Before she can decide, something interrupts her. She can't say what it is-not a thing she can see, but different from a mere thought, and more than a feeling. It approaches her, cresting forcefully like a wave that has rippled across oceans. It wakes her, as if she were being shaken out of a dream. This is no dream. It's gathering outside of her. It speaks and says without speaking. A dreadful thing's about to happen.
She squints out the lobby's windows. A dry-cleaning delivery van cruises down the drive, the hanger bags having been dropped off. That's all it probably was: a noisy engine startling an anxious woman. She wonders if any of the others also felt it. In the lobby, the receptionist sits undisturbed, her attention still with the telenovela. A tenant stands at the wall of mailboxes, flipping through envelopes. From the speakers, recorded jungle birds squawk out over a synthesized human choir. Her steps clap forward across the marble floor. She pushes the glass doors into the remaining warmth of the slow-boiled day.
It is only so. Many times exiting through these doors, she mumbles the words: It is only so. It's a phrase she's said since she was barely more than a child, to steel herself for the unknowable day. A swim teacher first said it to her during a lesson, after a sparrow that had broken its neck against a sky-filled window fell dead into the pool, and she clung to the words as if they were a lifeline thrown to her. It is only so. She repeats the phrase three times, out of habit and a need to calm herself, not knowing why she's pacing the circular driveway, looking for what she can't even say.
She suspects the guard is watching her again but doesn't turn around to check. Following the seeming tilt of the land, she lets her feet pull her like hounds toward the garden by the garage entrance, where drivers wait their turn to whirl down the window and tap their entry card. She has long avoided this area for the good chance of running into one of her parents behind the wheel of a car.
The garden is nothing more than a square of yellowing grass and concrete planters. The air here feels thinned out. Her own footsteps, echoing back one, two, one, two, feel faded against an intensifying gradient of sensation.

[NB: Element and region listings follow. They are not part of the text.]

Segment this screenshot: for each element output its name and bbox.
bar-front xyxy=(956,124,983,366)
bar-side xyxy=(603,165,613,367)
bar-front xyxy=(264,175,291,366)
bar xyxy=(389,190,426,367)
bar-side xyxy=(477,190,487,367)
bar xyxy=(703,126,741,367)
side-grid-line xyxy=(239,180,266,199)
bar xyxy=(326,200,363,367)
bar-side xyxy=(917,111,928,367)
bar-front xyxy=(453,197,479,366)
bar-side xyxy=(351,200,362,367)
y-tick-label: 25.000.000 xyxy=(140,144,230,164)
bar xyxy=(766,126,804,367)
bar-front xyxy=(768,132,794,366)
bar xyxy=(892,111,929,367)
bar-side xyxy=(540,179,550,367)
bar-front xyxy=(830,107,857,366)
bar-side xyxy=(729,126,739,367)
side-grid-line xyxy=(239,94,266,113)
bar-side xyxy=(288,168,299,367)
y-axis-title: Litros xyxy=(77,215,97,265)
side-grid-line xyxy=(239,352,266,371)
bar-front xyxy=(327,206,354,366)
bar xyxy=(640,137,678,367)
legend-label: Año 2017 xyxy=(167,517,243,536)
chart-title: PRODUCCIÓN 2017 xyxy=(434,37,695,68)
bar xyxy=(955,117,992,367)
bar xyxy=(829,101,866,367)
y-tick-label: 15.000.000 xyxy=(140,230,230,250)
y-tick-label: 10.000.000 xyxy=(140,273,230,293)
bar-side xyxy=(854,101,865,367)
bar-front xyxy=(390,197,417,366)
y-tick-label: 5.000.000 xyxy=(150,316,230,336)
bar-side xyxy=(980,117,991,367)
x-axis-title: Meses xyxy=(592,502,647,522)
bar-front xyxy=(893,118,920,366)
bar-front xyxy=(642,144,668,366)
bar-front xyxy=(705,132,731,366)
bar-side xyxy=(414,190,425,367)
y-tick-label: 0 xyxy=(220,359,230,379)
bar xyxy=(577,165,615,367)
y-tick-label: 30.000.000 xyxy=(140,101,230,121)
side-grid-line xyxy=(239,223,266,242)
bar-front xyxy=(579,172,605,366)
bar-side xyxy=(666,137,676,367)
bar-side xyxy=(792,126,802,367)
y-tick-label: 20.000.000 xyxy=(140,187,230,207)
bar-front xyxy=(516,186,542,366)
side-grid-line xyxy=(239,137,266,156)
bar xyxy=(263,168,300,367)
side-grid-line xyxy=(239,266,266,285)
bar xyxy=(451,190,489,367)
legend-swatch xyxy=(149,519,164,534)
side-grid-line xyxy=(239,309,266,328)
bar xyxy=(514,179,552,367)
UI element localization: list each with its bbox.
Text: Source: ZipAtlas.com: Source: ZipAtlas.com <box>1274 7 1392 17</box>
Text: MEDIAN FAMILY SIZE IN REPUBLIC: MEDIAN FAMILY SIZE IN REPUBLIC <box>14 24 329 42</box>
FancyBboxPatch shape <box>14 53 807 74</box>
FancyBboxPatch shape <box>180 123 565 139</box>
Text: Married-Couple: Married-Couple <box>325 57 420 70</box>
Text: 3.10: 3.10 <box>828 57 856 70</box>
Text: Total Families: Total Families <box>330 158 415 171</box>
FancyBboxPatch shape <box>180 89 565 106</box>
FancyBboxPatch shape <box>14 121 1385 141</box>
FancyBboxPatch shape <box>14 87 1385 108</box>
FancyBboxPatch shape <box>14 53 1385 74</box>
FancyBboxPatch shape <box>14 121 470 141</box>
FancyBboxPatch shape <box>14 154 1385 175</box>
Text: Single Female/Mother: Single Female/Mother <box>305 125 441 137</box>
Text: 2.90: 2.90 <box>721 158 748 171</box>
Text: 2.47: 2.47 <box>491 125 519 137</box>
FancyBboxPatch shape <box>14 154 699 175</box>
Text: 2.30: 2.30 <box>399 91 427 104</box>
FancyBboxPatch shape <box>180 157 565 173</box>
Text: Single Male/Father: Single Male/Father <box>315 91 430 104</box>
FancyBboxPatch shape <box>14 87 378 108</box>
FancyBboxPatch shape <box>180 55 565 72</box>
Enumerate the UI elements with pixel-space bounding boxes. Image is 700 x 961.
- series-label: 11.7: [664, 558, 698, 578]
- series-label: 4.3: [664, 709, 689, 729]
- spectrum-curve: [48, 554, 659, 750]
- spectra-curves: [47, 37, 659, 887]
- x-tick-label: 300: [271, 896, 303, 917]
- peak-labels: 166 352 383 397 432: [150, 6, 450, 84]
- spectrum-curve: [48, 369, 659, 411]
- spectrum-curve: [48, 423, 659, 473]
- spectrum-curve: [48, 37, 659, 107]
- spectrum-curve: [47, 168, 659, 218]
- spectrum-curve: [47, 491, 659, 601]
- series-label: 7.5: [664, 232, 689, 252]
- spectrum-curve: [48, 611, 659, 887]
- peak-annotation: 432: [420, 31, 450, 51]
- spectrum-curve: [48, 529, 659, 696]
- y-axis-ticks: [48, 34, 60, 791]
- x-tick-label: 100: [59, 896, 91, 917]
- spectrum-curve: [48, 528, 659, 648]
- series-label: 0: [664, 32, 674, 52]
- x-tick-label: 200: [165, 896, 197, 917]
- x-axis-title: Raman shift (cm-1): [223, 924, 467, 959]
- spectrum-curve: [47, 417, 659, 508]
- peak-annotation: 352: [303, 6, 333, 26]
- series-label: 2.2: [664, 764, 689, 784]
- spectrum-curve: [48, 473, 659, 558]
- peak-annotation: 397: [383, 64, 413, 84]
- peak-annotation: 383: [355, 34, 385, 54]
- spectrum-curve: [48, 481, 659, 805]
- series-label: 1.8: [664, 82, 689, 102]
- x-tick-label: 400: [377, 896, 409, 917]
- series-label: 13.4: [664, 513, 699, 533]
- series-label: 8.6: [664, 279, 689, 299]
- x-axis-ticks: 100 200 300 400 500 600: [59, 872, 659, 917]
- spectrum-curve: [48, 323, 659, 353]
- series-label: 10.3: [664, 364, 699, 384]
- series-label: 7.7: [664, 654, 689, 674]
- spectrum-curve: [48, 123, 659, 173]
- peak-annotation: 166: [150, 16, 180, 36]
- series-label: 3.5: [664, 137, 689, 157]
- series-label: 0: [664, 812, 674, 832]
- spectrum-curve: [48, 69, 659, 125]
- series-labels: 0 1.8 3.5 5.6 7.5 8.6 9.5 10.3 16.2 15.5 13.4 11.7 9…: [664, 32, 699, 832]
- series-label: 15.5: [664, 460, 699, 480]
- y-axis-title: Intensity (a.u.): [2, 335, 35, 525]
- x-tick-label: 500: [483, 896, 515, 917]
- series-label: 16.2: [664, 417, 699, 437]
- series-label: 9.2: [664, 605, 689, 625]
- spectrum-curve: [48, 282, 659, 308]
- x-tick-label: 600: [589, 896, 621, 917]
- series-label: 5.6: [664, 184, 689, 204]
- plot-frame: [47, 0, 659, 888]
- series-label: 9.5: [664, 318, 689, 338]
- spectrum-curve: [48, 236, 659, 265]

She's suddenly reminded of the few minutes before a concert begins, when musicians run through their warm-ups onstage. She loves hearing those first discordant notes climbing and collapsing in their collective routine as much as the program to come. What are these instruments that now play for her? She hears the flapping of a buzzard's wings, monsoon rain tapping on window glass. Song of harvest sounding across rice fields. Monks' prayers enveloping a hall of mourners. A hand bounding sharply past middle C.
Some uproar above compels her to look up. She sees only the infinity of the bluing cloudless dusk and the darkened rise of the building, but her instincts command her to cross her arms overhead, turn away, and brace.